Así, por las páginas descreídas de Bensaïd pasan personajes revolucionarios y descreídos de mitos identitarios varios como Franz Fanon: «Aun conociendo perfectamente el uso colonial del universalismo abstracto, Fanon pretende asumir plenamente el universalismo inherente a la condición humana […] La negritud es un camino, no una meta. A través del daño particular, quiere tender hacia lo universal» (p. 116).
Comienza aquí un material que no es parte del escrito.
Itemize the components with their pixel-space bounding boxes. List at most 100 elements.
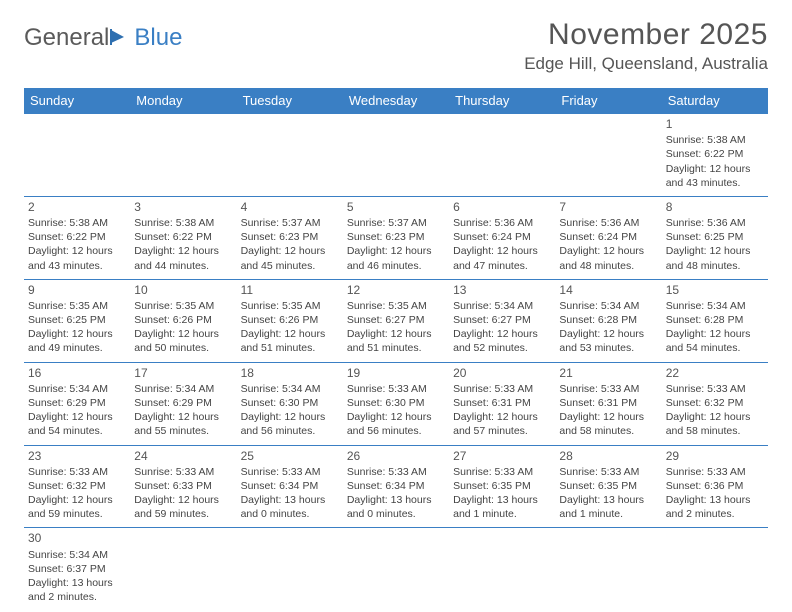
day-number: 1 <box>666 116 764 132</box>
location: Edge Hill, Queensland, Australia <box>524 54 768 74</box>
day-number: 28 <box>559 448 657 464</box>
day-header: Tuesday <box>237 88 343 114</box>
daylight-line: Daylight: 13 hours and 2 minutes. <box>28 576 126 604</box>
day-number: 27 <box>453 448 551 464</box>
daylight-line: Daylight: 12 hours and 56 minutes. <box>347 410 445 438</box>
calendar-day-empty <box>130 114 236 197</box>
daylight-line: Daylight: 13 hours and 1 minute. <box>559 493 657 521</box>
daylight-line: Daylight: 12 hours and 56 minutes. <box>241 410 339 438</box>
calendar-day: 20Sunrise: 5:33 AMSunset: 6:31 PMDayligh… <box>449 362 555 445</box>
sunset-line: Sunset: 6:26 PM <box>134 313 232 327</box>
calendar-week: 9Sunrise: 5:35 AMSunset: 6:25 PMDaylight… <box>24 279 768 362</box>
calendar-day-empty <box>24 114 130 197</box>
sunrise-line: Sunrise: 5:34 AM <box>134 382 232 396</box>
sunset-line: Sunset: 6:29 PM <box>28 396 126 410</box>
day-number: 26 <box>347 448 445 464</box>
sunset-line: Sunset: 6:22 PM <box>134 230 232 244</box>
sunset-line: Sunset: 6:22 PM <box>28 230 126 244</box>
calendar-day: 10Sunrise: 5:35 AMSunset: 6:26 PMDayligh… <box>130 279 236 362</box>
daylight-line: Daylight: 12 hours and 59 minutes. <box>134 493 232 521</box>
logo-text-1: General <box>24 24 109 52</box>
day-number: 2 <box>28 199 126 215</box>
sunrise-line: Sunrise: 5:33 AM <box>241 465 339 479</box>
sunrise-line: Sunrise: 5:33 AM <box>28 465 126 479</box>
sunset-line: Sunset: 6:34 PM <box>241 479 339 493</box>
daylight-line: Daylight: 13 hours and 0 minutes. <box>347 493 445 521</box>
sunrise-line: Sunrise: 5:33 AM <box>666 382 764 396</box>
day-number: 24 <box>134 448 232 464</box>
sunrise-line: Sunrise: 5:33 AM <box>453 465 551 479</box>
sunset-line: Sunset: 6:25 PM <box>666 230 764 244</box>
sunrise-line: Sunrise: 5:38 AM <box>28 216 126 230</box>
sunrise-line: Sunrise: 5:37 AM <box>347 216 445 230</box>
day-number: 16 <box>28 365 126 381</box>
sunrise-line: Sunrise: 5:33 AM <box>666 465 764 479</box>
day-number: 19 <box>347 365 445 381</box>
calendar-day-empty <box>343 528 449 610</box>
sunset-line: Sunset: 6:30 PM <box>347 396 445 410</box>
sunrise-line: Sunrise: 5:34 AM <box>666 299 764 313</box>
calendar-day: 3Sunrise: 5:38 AMSunset: 6:22 PMDaylight… <box>130 196 236 279</box>
calendar-day-empty <box>130 528 236 610</box>
sunrise-line: Sunrise: 5:33 AM <box>559 382 657 396</box>
month-title: November 2025 <box>524 18 768 52</box>
sunrise-line: Sunrise: 5:33 AM <box>453 382 551 396</box>
sunset-line: Sunset: 6:33 PM <box>134 479 232 493</box>
sunrise-line: Sunrise: 5:38 AM <box>666 133 764 147</box>
day-number: 22 <box>666 365 764 381</box>
calendar-day: 24Sunrise: 5:33 AMSunset: 6:33 PMDayligh… <box>130 445 236 528</box>
daylight-line: Daylight: 12 hours and 57 minutes. <box>453 410 551 438</box>
day-header: Saturday <box>662 88 768 114</box>
day-header: Sunday <box>24 88 130 114</box>
calendar-day: 12Sunrise: 5:35 AMSunset: 6:27 PMDayligh… <box>343 279 449 362</box>
day-number: 14 <box>559 282 657 298</box>
sunset-line: Sunset: 6:26 PM <box>241 313 339 327</box>
sunrise-line: Sunrise: 5:34 AM <box>559 299 657 313</box>
day-number: 21 <box>559 365 657 381</box>
daylight-line: Daylight: 12 hours and 51 minutes. <box>241 327 339 355</box>
day-number: 25 <box>241 448 339 464</box>
sunset-line: Sunset: 6:28 PM <box>559 313 657 327</box>
calendar-day-empty <box>555 528 661 610</box>
sunrise-line: Sunrise: 5:34 AM <box>28 548 126 562</box>
daylight-line: Daylight: 12 hours and 59 minutes. <box>28 493 126 521</box>
calendar-week: 2Sunrise: 5:38 AMSunset: 6:22 PMDaylight… <box>24 196 768 279</box>
day-number: 18 <box>241 365 339 381</box>
sunrise-line: Sunrise: 5:33 AM <box>559 465 657 479</box>
day-number: 7 <box>559 199 657 215</box>
sunset-line: Sunset: 6:37 PM <box>28 562 126 576</box>
day-header: Friday <box>555 88 661 114</box>
calendar-day-empty <box>449 528 555 610</box>
daylight-line: Daylight: 12 hours and 53 minutes. <box>559 327 657 355</box>
calendar-day: 8Sunrise: 5:36 AMSunset: 6:25 PMDaylight… <box>662 196 768 279</box>
daylight-line: Daylight: 12 hours and 58 minutes. <box>666 410 764 438</box>
sunrise-line: Sunrise: 5:36 AM <box>453 216 551 230</box>
calendar-day: 14Sunrise: 5:34 AMSunset: 6:28 PMDayligh… <box>555 279 661 362</box>
sunset-line: Sunset: 6:28 PM <box>666 313 764 327</box>
daylight-line: Daylight: 12 hours and 48 minutes. <box>559 244 657 272</box>
sunset-line: Sunset: 6:24 PM <box>559 230 657 244</box>
sunrise-line: Sunrise: 5:35 AM <box>347 299 445 313</box>
day-number: 8 <box>666 199 764 215</box>
calendar-week: 16Sunrise: 5:34 AMSunset: 6:29 PMDayligh… <box>24 362 768 445</box>
sunrise-line: Sunrise: 5:36 AM <box>666 216 764 230</box>
sunset-line: Sunset: 6:27 PM <box>453 313 551 327</box>
calendar-day: 27Sunrise: 5:33 AMSunset: 6:35 PMDayligh… <box>449 445 555 528</box>
daylight-line: Daylight: 12 hours and 58 minutes. <box>559 410 657 438</box>
daylight-line: Daylight: 12 hours and 55 minutes. <box>134 410 232 438</box>
sunset-line: Sunset: 6:23 PM <box>241 230 339 244</box>
sunrise-line: Sunrise: 5:34 AM <box>453 299 551 313</box>
calendar-body: 1Sunrise: 5:38 AMSunset: 6:22 PMDaylight… <box>24 114 768 611</box>
day-number: 12 <box>347 282 445 298</box>
sunset-line: Sunset: 6:32 PM <box>28 479 126 493</box>
daylight-line: Daylight: 12 hours and 54 minutes. <box>666 327 764 355</box>
sunset-line: Sunset: 6:24 PM <box>453 230 551 244</box>
daylight-line: Daylight: 12 hours and 54 minutes. <box>28 410 126 438</box>
calendar-day: 2Sunrise: 5:38 AMSunset: 6:22 PMDaylight… <box>24 196 130 279</box>
calendar-week: 30Sunrise: 5:34 AMSunset: 6:37 PMDayligh… <box>24 528 768 610</box>
daylight-line: Daylight: 12 hours and 51 minutes. <box>347 327 445 355</box>
sunset-line: Sunset: 6:34 PM <box>347 479 445 493</box>
calendar-day: 26Sunrise: 5:33 AMSunset: 6:34 PMDayligh… <box>343 445 449 528</box>
title-block: November 2025 Edge Hill, Queensland, Aus… <box>524 18 768 74</box>
calendar-day: 17Sunrise: 5:34 AMSunset: 6:29 PMDayligh… <box>130 362 236 445</box>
Malcolm X: «fue abatido por los asesinos. Fue el desenlace lógico de un recorrido que le había conducido, en pocos meses, de la comunidad racial y religiosa a un internacionalismo universalista. Su evolución, era, sin duda, demasiado inquietante para muchos» (p. 131).
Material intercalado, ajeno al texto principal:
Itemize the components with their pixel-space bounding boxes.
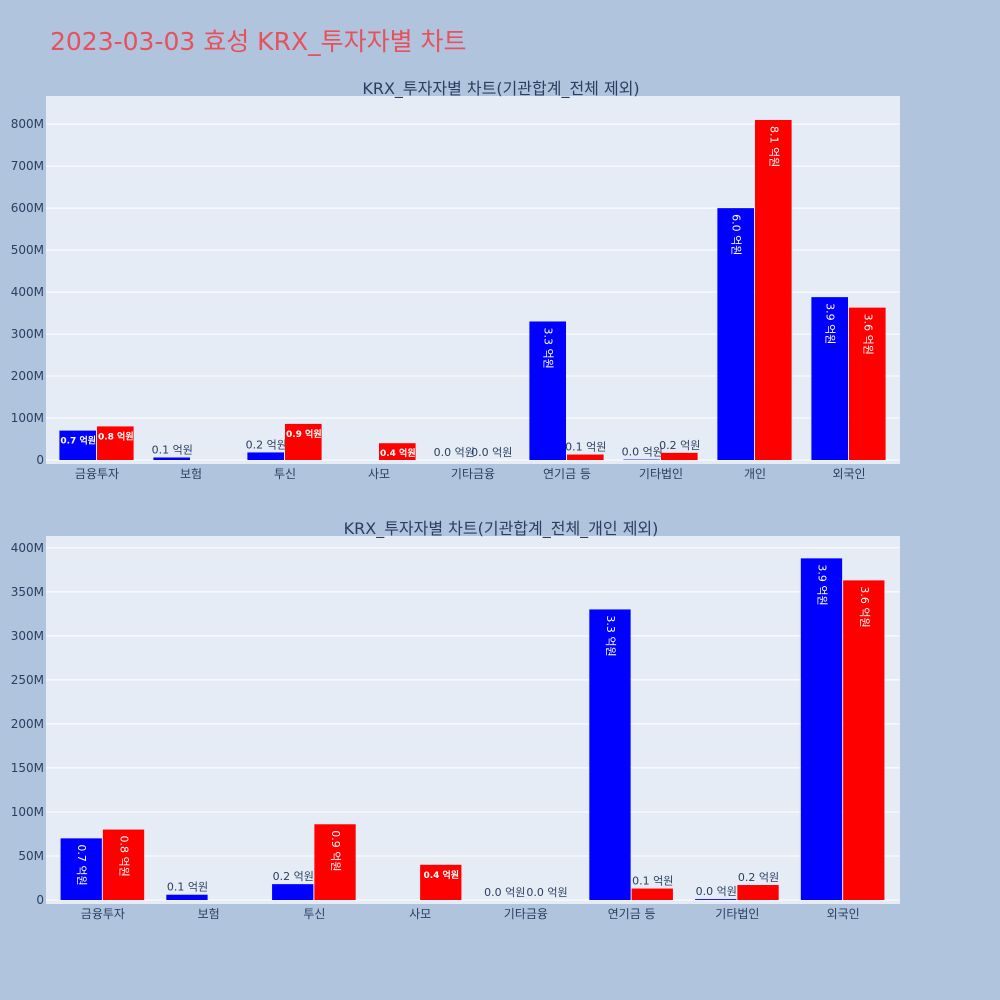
bar-series-a [811, 297, 848, 460]
bar-value-label: 0.8 억원 [98, 430, 134, 442]
bar-series-a [695, 899, 737, 900]
x-tick-label: 투신 [274, 467, 296, 481]
x-tick-label: 사모 [409, 907, 431, 921]
chart-title: KRX_투자자별 차트(기관합계_전체 제외) [362, 79, 639, 99]
bar-value-label: 0.2 억원 [738, 871, 779, 884]
bar-value-label: 8.1 억원 [767, 126, 780, 167]
y-tick-label: 800M [11, 117, 44, 131]
bar-value-label: 0.7 억원 [75, 844, 88, 885]
plot-area [46, 536, 900, 904]
chart-title: KRX_투자자별 차트(기관합계_전체_개인 제외) [344, 519, 659, 539]
y-tick-label: 200M [11, 369, 44, 383]
y-tick-label: 500M [11, 243, 44, 257]
bar-value-label: 0.0 억원 [471, 446, 512, 459]
bar-value-label: 0.9 억원 [286, 428, 322, 440]
bar-value-label: 3.9 억원 [824, 303, 837, 344]
y-tick-label: 400M [11, 285, 44, 299]
y-tick-label: 300M [11, 629, 44, 643]
bar-value-label: 3.3 억원 [604, 615, 617, 656]
bar-value-label: 0.0 억원 [696, 885, 737, 898]
y-tick-label: 300M [11, 327, 44, 341]
y-tick-label: 350M [11, 585, 44, 599]
bar-series-b [661, 452, 698, 460]
bar-value-label: 0.2 억원 [246, 438, 287, 451]
x-tick-label: 연기금 등 [608, 907, 656, 921]
bar-series-b [631, 888, 673, 900]
bar-value-label: 3.6 억원 [858, 586, 871, 627]
bar-value-label: 0.9 억원 [329, 830, 342, 871]
y-tick-label: 100M [11, 805, 44, 819]
x-tick-label: 개인 [744, 467, 766, 481]
bar-series-a [800, 558, 843, 900]
bar-value-label: 0.8 억원 [118, 836, 131, 877]
bar-value-label: 0.4 억원 [423, 869, 459, 881]
bar-value-label: 0.4 억원 [380, 447, 416, 459]
x-tick-label: 사모 [368, 467, 390, 481]
x-tick-label: 외국인 [832, 467, 865, 481]
y-tick-label: 100M [11, 411, 44, 425]
bar-value-label: 6.0 억원 [730, 214, 743, 255]
x-tick-label: 금융투자 [75, 467, 119, 481]
y-tick-label: 250M [11, 673, 44, 687]
x-tick-label: 기타금융 [504, 907, 548, 921]
bar-series-a [247, 452, 284, 460]
y-tick-label: 700M [11, 159, 44, 173]
x-tick-label: 보험 [198, 907, 220, 921]
chart-panel-1: KRX_투자자별 차트(기관합계_전체 제외) 0 100M 200M 300M 400M… [11, 79, 900, 481]
x-tick-label: 기타법인 [715, 907, 759, 921]
bar-series-b [379, 443, 416, 460]
bar-value-label: 0.0 억원 [484, 886, 525, 899]
page-title: 2023-03-03 효성 KRX_투자자별 차트 [50, 27, 467, 56]
bar-series-a [59, 430, 96, 460]
bar-series-b [755, 119, 792, 460]
bar-value-label: 0.0 억원 [622, 446, 663, 459]
y-tick-label: 0 [36, 453, 44, 467]
bar-series-b [314, 824, 356, 900]
bar-series-b [843, 580, 885, 900]
y-tick-label: 600M [11, 201, 44, 215]
bar-series-b [97, 426, 134, 460]
bar-value-label: 0.1 억원 [632, 875, 673, 888]
x-tick-label: 기타법인 [639, 467, 683, 481]
bar-series-b [567, 454, 604, 460]
x-tick-label: 투신 [303, 907, 325, 921]
bar-value-label: 0.1 억원 [152, 443, 193, 456]
x-tick-label: 기타금융 [451, 467, 495, 481]
bar-series-a [153, 457, 190, 460]
bar-series-a [589, 609, 631, 900]
bar-value-label: 0.0 억원 [526, 886, 567, 899]
bar-value-label: 0.1 억원 [565, 441, 606, 454]
bar-value-label: 0.0 억원 [434, 446, 475, 459]
y-tick-label: 150M [11, 761, 44, 775]
bar-series-b [285, 423, 322, 460]
bar-value-label: 0.1 억원 [167, 881, 208, 894]
bar-series-b [849, 307, 886, 460]
bar-series-a [166, 894, 208, 900]
bar-series-a [60, 838, 102, 900]
y-tick-label: 400M [11, 541, 44, 555]
bar-value-label: 0.7 억원 [60, 435, 96, 447]
y-tick-label: 50M [18, 849, 44, 863]
y-tick-label: 200M [11, 717, 44, 731]
bar-value-label: 3.9 억원 [815, 564, 828, 605]
chart-panel-2: KRX_투자자별 차트(기관합계_전체_개인 제외) 0 50M 100M 150M 20… [11, 519, 900, 921]
bar-series-a [272, 884, 314, 900]
bar-series-a [717, 208, 754, 460]
bar-value-label: 0.2 억원 [273, 870, 314, 883]
bar-value-label: 3.6 억원 [861, 314, 874, 355]
bar-series-a [529, 321, 566, 460]
bar-value-label: 3.3 억원 [542, 327, 555, 368]
bar-series-b [102, 829, 145, 900]
bar-series-b [737, 885, 779, 900]
x-tick-label: 연기금 등 [543, 467, 591, 481]
x-tick-label: 외국인 [827, 907, 860, 921]
bar-value-label: 0.2 억원 [659, 439, 700, 452]
bar-series-b [420, 864, 462, 900]
x-tick-label: 금융투자 [81, 907, 125, 921]
x-tick-label: 보험 [180, 467, 202, 481]
y-tick-label: 0 [36, 893, 44, 907]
Edward Saïd y Michel Warschawsky, palestino y judío respectivamente, apostando uno y otro por la alternativa binacional frente al apartheid y la nación étnica impuesta de forma criminal por el Estado de Israel: «Los israelíes y los palestinos están demasiado inextricablemente mezclados como para estar separados, incluso aunque ambas partes reclamen hoy esta separación. A condición de razonar en términos de ciudadanía más que de nacionalidad, la coexistencia, en un país desembarazado del etnocentrismo y de la intolerancia religiosa, de dos comunidades que gozaran de derechos políticos iguales sobre una tierra común sería un cambio concebible. Y necesaria. Ya que, fueran quienes fueran sus autores, una limpieza étnica seguiría siendo una limpieza étnica» (p. 100).
O el militante Abdellali Hajjat respondiendo a la doxa bienpensante liberal a propósito de las causas de explosión social de las banlieues: «Las causas de este furor popular son sociales y políticas, y no étnicas y religiosas. No se trata de una falta de integración, palabra que ya no tiene ningún sentido hoy en día, en la medida en que tiende a privilegiar la peligrosa batería de explicaciones culturalistas» (p. 165).
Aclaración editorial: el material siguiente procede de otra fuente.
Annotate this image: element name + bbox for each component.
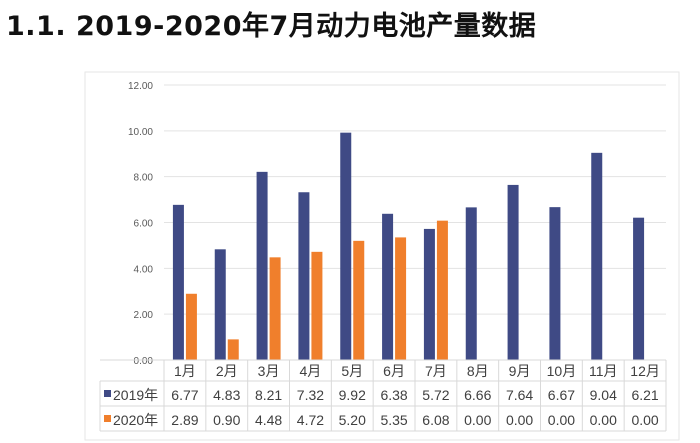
y-tick-label: 6.00 — [134, 219, 154, 230]
bar-2020年-4月 — [311, 251, 323, 360]
bar-2019年-4月 — [298, 192, 310, 360]
table-value: 0.00 — [464, 412, 491, 428]
table-value: 8.21 — [255, 387, 282, 403]
legend-label: 2020年 — [113, 412, 158, 428]
table-value: 6.08 — [422, 412, 449, 428]
bar-2019年-10月 — [549, 207, 561, 360]
y-tick-label: 8.00 — [134, 173, 154, 184]
bar-2020年-3月 — [269, 257, 281, 360]
table-value: 0.00 — [548, 412, 575, 428]
category-label: 4月 — [300, 363, 322, 379]
bar-2019年-6月 — [382, 213, 394, 360]
y-tick-label: 12.00 — [128, 81, 153, 92]
table-value: 6.21 — [631, 387, 658, 403]
table-value: 9.92 — [339, 387, 366, 403]
bar-2019年-8月 — [465, 207, 477, 360]
bar-2019年-5月 — [340, 132, 352, 360]
table-value: 5.35 — [380, 412, 407, 428]
category-label: 9月 — [509, 363, 531, 379]
category-label: 12月 — [630, 363, 660, 379]
bar-2020年-1月 — [185, 293, 197, 360]
bar-2019年-3月 — [256, 171, 268, 360]
table-value: 6.66 — [464, 387, 491, 403]
table-value: 2.89 — [171, 412, 198, 428]
table-value: 0.00 — [590, 412, 617, 428]
bar-2019年-9月 — [507, 184, 519, 360]
category-label: 5月 — [341, 363, 363, 379]
category-label: 7月 — [425, 363, 447, 379]
table-value: 5.20 — [339, 412, 366, 428]
category-label: 6月 — [383, 363, 405, 379]
table-value: 6.38 — [380, 387, 407, 403]
table-value: 5.72 — [422, 387, 449, 403]
table-value: 7.64 — [506, 387, 533, 403]
table-value: 7.32 — [297, 387, 324, 403]
legend-swatch-2019年 — [104, 390, 111, 397]
page-title: 1.1. 2019-2020年7月动力电池产量数据 — [6, 11, 537, 42]
y-tick-label: 10.00 — [128, 127, 153, 138]
table-value: 9.04 — [590, 387, 617, 403]
bar-2019年-1月 — [172, 204, 184, 360]
table-value: 4.72 — [297, 412, 324, 428]
y-tick-label: 2.00 — [134, 310, 154, 321]
category-label: 1月 — [174, 363, 196, 379]
category-label: 3月 — [258, 363, 280, 379]
table-value: 0.00 — [631, 412, 658, 428]
category-label: 2月 — [216, 363, 238, 379]
bar-2020年-7月 — [436, 220, 448, 360]
legend-label: 2019年 — [113, 387, 158, 403]
y-tick-label: 0.00 — [134, 356, 154, 367]
bar-2019年-12月 — [633, 217, 645, 360]
y-tick-label: 4.00 — [134, 264, 154, 275]
category-label: 11月 — [589, 363, 618, 379]
table-value: 0.00 — [506, 412, 533, 428]
category-label: 8月 — [467, 363, 489, 379]
bar-2020年-6月 — [395, 237, 407, 360]
chart-border — [84, 71, 680, 441]
bar-2019年-2月 — [214, 249, 226, 360]
table-value: 6.77 — [171, 387, 198, 403]
table-value: 0.90 — [213, 412, 240, 428]
legend-swatch-2020年 — [104, 415, 111, 422]
bar-2019年-7月 — [423, 228, 435, 360]
table-value: 4.83 — [213, 387, 240, 403]
table-value: 4.48 — [255, 412, 282, 428]
table-value: 6.67 — [548, 387, 575, 403]
bar-2020年-5月 — [353, 240, 365, 360]
bar-2019年-11月 — [591, 152, 603, 360]
category-label: 10月 — [547, 363, 577, 379]
bar-2020年-2月 — [227, 339, 239, 360]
En definitiva, Fragmentos descreídos es un libro imprescindible y de una enorme actualidad que intenta descodificar los conflictos de un mundo en descomposición cuyos pánicos identitarios, convulsiones polémicas en torno «civilizaciones» y «religiones» y repliegues autoritarios son síntoma de una crisis de modelo y también de paradigma para pensar alternativas a dicho modelo: «hay que explorar la posibilidad de una política más allá del paradigma clásico y sus categorías. Hay que estar a la escucha de los choques de acontecimientos y de las experiencias fundadoras susceptibles de despertar la razón estratégica de su gran letargo».
Un nuevo internacionalismo debe ser levantado, nuevas mediaciones políticas entre lo particular y lo universal deben constituirse, pues el fin último de una comunidad universal que es el comunismo deviene una necesidad objetiva y concreta cuando la universalidad abstracta del capital tiende a fagocitarlo todo.